Stormrise has a fairly lengthy single player campaign, coupled with a decent multiplayer affair and skirmish mode.
Stormrise's complexity is a double-edged sword. Fans of the RTS genre will certainly find both the patience and prior knowledge to really enjoy the game. And there is seriously lots in here to make for a satisfying experience. A wide range of units to command and an excellent node-chain based gameplay mechanic makes online and single player battles excitingly tactical affairs. That said, those new to the genre will be totally lost due to a lack of direction and explanation. As an incredibly hardcore affair with a deep learning curve, it would have been nice if new players could have had the option to switch on some form of help system.
Stormrise uses map verticality to great effect. As mentioned prior, the beauty of the gameplay lies in its node-chain mechanic. Controlling nodes allows the player access to new materials and units. Due to excellent map design, obtaining these nodes will force you to guide your units all over the environment, at times venturing into sewers and rooftops. It's the protection of these obtained nodes that is the key to success, and thus will have you using both the maps verticality and design to your advantage in order to take control.

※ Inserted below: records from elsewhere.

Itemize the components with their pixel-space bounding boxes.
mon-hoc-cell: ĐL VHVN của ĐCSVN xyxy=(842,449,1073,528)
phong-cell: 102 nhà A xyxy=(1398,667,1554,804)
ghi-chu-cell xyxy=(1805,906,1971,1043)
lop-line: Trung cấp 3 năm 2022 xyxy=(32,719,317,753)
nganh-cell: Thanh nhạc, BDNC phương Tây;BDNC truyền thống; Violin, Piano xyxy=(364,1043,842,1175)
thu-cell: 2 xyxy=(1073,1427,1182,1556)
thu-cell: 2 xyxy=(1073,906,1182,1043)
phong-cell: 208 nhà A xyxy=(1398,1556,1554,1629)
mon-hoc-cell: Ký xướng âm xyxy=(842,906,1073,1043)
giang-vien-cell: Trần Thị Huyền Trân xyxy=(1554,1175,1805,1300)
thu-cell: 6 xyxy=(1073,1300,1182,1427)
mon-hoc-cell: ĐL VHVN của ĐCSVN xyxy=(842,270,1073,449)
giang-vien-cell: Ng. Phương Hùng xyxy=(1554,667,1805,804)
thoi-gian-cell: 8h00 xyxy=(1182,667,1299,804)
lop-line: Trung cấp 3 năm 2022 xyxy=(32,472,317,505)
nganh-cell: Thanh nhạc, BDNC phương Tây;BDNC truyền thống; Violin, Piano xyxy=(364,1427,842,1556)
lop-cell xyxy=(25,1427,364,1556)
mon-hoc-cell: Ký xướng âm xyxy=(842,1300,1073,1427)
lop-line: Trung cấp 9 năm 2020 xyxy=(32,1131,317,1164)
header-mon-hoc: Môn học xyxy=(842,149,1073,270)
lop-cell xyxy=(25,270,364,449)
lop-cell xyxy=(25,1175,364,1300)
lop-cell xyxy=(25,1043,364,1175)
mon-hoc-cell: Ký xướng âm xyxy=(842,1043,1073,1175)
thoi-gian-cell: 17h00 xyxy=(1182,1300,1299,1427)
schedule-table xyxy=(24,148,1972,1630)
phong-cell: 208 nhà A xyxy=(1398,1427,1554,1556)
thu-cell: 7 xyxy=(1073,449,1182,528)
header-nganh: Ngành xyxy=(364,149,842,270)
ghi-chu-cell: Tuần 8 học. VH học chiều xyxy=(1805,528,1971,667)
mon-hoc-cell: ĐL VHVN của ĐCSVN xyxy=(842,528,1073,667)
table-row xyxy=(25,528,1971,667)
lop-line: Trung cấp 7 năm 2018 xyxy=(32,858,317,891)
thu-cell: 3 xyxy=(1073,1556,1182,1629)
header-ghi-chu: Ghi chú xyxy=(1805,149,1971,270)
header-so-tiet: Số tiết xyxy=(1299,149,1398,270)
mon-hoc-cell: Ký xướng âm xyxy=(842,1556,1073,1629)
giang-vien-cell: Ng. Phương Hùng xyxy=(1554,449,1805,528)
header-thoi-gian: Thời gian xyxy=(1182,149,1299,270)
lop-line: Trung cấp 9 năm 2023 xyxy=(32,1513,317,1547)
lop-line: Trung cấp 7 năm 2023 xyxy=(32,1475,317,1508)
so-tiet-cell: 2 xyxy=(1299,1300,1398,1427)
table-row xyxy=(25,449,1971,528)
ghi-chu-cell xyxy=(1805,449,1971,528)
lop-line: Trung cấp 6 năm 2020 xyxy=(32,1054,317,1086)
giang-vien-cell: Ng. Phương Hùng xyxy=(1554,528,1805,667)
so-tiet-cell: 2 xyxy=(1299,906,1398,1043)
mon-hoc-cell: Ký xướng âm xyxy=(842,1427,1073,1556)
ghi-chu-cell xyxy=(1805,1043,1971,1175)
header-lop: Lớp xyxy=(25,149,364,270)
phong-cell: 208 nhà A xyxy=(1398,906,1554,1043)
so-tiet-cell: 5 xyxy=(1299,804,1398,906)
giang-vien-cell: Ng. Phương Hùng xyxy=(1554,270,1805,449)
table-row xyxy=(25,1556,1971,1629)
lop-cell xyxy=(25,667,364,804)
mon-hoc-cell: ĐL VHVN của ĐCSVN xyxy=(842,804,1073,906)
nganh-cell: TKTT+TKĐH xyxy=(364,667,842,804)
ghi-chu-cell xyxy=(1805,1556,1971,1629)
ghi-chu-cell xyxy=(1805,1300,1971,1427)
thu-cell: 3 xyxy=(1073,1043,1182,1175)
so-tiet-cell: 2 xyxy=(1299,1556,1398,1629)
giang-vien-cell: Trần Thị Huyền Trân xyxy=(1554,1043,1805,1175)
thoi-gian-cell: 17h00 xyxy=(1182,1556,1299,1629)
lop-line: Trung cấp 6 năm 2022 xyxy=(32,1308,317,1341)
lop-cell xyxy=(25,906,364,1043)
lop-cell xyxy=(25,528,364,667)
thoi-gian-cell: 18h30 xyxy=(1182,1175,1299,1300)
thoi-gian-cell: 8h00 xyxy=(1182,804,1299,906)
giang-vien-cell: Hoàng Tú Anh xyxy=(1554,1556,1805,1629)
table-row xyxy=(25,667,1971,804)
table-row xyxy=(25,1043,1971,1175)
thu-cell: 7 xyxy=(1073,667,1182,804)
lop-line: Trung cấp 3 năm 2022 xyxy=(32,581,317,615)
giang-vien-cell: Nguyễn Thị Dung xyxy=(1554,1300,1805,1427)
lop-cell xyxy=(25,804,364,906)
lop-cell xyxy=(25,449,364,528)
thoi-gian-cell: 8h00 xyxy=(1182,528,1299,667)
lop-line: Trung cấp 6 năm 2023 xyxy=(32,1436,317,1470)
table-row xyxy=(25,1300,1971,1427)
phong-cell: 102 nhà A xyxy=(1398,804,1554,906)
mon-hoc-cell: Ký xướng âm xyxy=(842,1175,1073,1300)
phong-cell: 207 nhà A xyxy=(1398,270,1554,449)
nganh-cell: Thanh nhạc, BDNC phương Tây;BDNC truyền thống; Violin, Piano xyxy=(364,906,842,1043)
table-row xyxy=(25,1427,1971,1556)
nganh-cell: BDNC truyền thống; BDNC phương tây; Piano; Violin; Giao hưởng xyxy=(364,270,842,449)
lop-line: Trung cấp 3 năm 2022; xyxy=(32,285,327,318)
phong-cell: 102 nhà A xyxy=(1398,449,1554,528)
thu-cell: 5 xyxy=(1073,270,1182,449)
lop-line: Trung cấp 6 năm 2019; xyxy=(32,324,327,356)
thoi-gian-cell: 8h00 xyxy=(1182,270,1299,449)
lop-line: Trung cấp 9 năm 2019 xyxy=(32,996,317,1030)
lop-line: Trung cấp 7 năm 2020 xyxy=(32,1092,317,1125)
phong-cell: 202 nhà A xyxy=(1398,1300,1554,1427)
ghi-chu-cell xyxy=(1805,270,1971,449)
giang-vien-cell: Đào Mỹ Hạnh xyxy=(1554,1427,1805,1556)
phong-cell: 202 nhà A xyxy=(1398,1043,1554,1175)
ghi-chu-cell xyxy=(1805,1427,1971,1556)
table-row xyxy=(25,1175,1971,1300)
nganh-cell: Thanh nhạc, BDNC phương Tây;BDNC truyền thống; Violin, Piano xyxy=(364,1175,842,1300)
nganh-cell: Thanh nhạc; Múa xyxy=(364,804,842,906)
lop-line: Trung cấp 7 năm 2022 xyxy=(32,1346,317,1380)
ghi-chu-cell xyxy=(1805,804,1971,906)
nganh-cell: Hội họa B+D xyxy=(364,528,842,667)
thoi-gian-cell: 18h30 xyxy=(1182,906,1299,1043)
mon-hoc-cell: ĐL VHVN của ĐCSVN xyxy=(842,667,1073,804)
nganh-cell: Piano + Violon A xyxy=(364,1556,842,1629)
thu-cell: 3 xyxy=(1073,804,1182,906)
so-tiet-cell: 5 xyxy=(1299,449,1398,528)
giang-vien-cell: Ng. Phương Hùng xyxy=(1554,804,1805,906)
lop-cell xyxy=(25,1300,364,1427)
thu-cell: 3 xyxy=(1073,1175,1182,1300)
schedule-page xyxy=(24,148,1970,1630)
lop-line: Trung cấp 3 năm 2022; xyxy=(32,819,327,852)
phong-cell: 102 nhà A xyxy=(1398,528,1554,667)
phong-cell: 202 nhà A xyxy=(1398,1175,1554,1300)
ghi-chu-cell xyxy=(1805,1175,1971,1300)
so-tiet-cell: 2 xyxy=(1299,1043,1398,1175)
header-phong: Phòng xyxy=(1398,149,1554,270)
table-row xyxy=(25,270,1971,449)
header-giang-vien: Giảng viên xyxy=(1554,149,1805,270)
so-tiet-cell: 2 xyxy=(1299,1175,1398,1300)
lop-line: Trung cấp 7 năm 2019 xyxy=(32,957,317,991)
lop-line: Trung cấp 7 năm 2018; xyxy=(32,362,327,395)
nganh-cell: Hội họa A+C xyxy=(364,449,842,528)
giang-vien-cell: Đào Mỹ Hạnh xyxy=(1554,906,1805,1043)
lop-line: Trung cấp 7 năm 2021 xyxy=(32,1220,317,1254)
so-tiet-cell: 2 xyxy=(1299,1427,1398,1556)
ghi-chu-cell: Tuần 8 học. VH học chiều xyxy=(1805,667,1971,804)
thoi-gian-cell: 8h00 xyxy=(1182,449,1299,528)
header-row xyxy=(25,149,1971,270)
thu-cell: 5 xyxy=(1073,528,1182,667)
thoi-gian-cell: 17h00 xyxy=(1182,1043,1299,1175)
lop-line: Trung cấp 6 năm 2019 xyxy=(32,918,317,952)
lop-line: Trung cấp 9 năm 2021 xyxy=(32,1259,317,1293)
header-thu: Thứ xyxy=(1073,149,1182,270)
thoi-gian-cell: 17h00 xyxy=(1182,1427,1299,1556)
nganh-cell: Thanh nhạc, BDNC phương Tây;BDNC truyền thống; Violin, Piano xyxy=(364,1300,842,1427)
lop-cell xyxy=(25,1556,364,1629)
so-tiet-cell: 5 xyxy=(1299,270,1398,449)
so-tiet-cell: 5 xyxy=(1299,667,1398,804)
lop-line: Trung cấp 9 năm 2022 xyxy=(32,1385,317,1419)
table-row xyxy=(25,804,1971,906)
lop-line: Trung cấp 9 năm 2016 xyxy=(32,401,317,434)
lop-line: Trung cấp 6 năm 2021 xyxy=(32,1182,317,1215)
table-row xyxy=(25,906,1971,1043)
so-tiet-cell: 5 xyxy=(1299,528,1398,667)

It's not just in each map's focus on vertical exploration that Stormrise is innovative, but also in its controls. Stormrise implements a new system for managing units called "Whip-Select"; a mechanic which intends to speed up the switch between unit types. It works via the right analogue stick, the movement of which allows you to select unit type icons and subsequently skip around the map. In practice it actually works rather well but sadly presents accuracy issues when units are clumped together.
Something which is often overlooked in strategy games is the way your commanding units look. Because of Stormrise's pseudo-futuristic setting, Creative Assembly have really been given the license to get creative here. While references to the dystopian-cliche rulebook have been made, both troops and mechanical units have a consistent and interesting look to them.
As mentioned earlier, Stormrise may provide a hurdle too large for new players due to its complex learning curve and inability to communicate help. Patience and perseverance will eventually be rewarded, but the initial period of isolation is not particularly endearing.
While an innovative and clever way of tackling the problem of bringing an RTS to the Playstation, whip-select doesn't always work efficiently. When there are a number of units on screen it can be difficult to precisely select units. This is due to a clump of icons cluttering the HUD. The whip-select mechanic also means you can only group three units at a time, making moving forward a repetitive affair of back-and-forth until all the units are in position.
Depending on the particular unit selected, the game's camera is fixed behind and can only be rotated 360 degrees. This makes it quite difficult to see exactly what is going on around the map, particularly due to verticality obscuring vision. It's a clever method of replacing the genre's traditional "fog" method but frustrating none the less.
Stormrise is dark. Like, really, really dark. Packing a varied palette of grey, beige and brown, it honours its subject matter with a rather dirty looking experience. Put it this way, you're not going to have a crowd of people huddled around your TV.
Stormrise is heavy on innovation but weak on execution. An incredibly complex strategy game that will leave enthusiasts rabid over its intricate nature and everybody else at the bottom of a very steep hill named "Mount Learning Curve".